Hatırlayın.

ABD, Astana sürecinin en başından itibaren bu süreci bozmayı, Türkiye’nin Rusya ve İran ile ortak hareketini engellemeyi bölgedeki çıkarları için en önemli hedefleri arasına koydu.

Bunu yaparken de, terör örgütüne destek vermekten bir an bile geri durmadı.

James Jeffrey’in Ocak ayındaki ziyaretinde de bu konu vardı.

RAND Corporation’un tepki çeken son raporunda da “Türkiye’yi yeniden nasıl kendi kontrolümüze alırız” sorusunun yanıtı arandı.

Çünkü Türkiye, bölgesinde bağımsız bir politika izlemeye kararlıydı. Elbette bazı konularda hatalar, eksiklikler söylenebilir.

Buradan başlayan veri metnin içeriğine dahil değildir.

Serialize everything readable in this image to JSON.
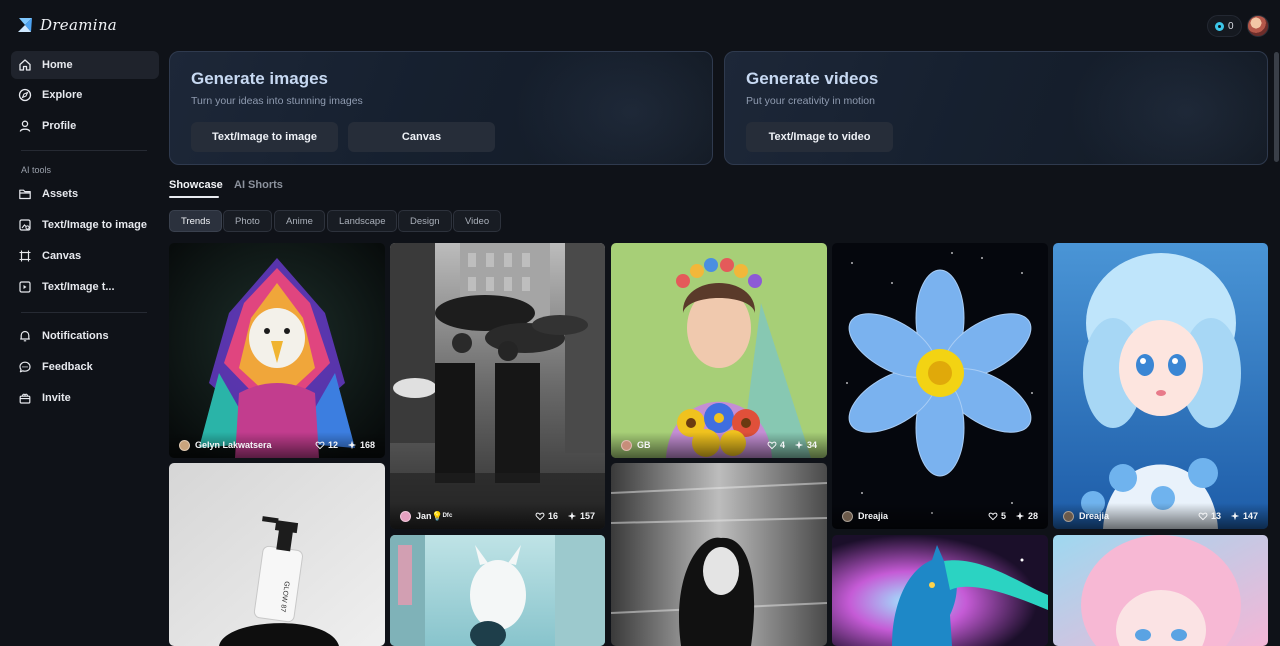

Ancak bölge merkezli bir dış politikaya adım adım ilerleniyordu.

Ta ki İdlib meselesi kaynayana kadar.

Oysa Türkiye’nin istediği siyasi çözümle beraber bir çözümdü. Çünkü orada olası bir saldırı durumu, Türkiye’ye yeni göç dalgası ve çözümsüzlük getirecekti. Oldu da…

Bu sabaha karşı Şam yönetimine bağlı güçler Türk Silahlı Kuvvetleri’ni hedef aldı. 6 şehit verdik.

Şimdi Moskova ve Şam’a sormak gerekir.

Bu saldırıyla Washington’a çok büyük iyilik yaptığınızın farkında mısınız? RAND Corporation raporunun hayata geçmesinin önünü açtığınızı, NATO’cuları cesaretlendirdiğinizin farkında mısınız?

Bence farkındalar.

Bundan sonra ne olacağı sorusuna yanıt arayacak olursak, madde madde ilk aklımıza gelen ihtimalleri söyleyelim:

– Önümüzdeki dönemde Şam yönetimi ile askeri anlamda gerileceğimiz kesin gibi. Bu saldırıları Türkiye’nin yanıtsız bırakacağını sanmıyorum.

– Rusya ile sahada karşı karşıya gelme ihtimalimizi zayıf olarak görüyorum. Ancak İdlib bölgesinin kendisine özgü karmaşık ve provokasyonlara açık yapısı nedeniyle kesin bir öngörüde bulunmak zor.

– Bölgede PKK/PYD terör örgütüyle iletişimi ve radikal örgütlenmeleri kendi dış politik çıkarları için kullanmasından dolayı ABD ile de ortak hareket zemini Türkiye’yi zora sokacaktır. ABD, destek karşılığı mutlaka Fırat’ın doğusundaki terör devletçiğinin tanınmasını dayatacaktır. Ayrıca ABD bölgede kaosun derinleşmesini, Fırat’ın doğusunu yeniden tahkim etmek için fırsat görecektir.

Özetle, bölge önümüzdeki dönemde patlamaya hazır bomba niteliğinde.  Türkiye, bu tür büyük saldırı ve provokasyonlara karşı son derece aklı selim izlediği bölge merkezli, dengeli dış politikadan vazgeçmemeli, tuzaklara gelmemeli.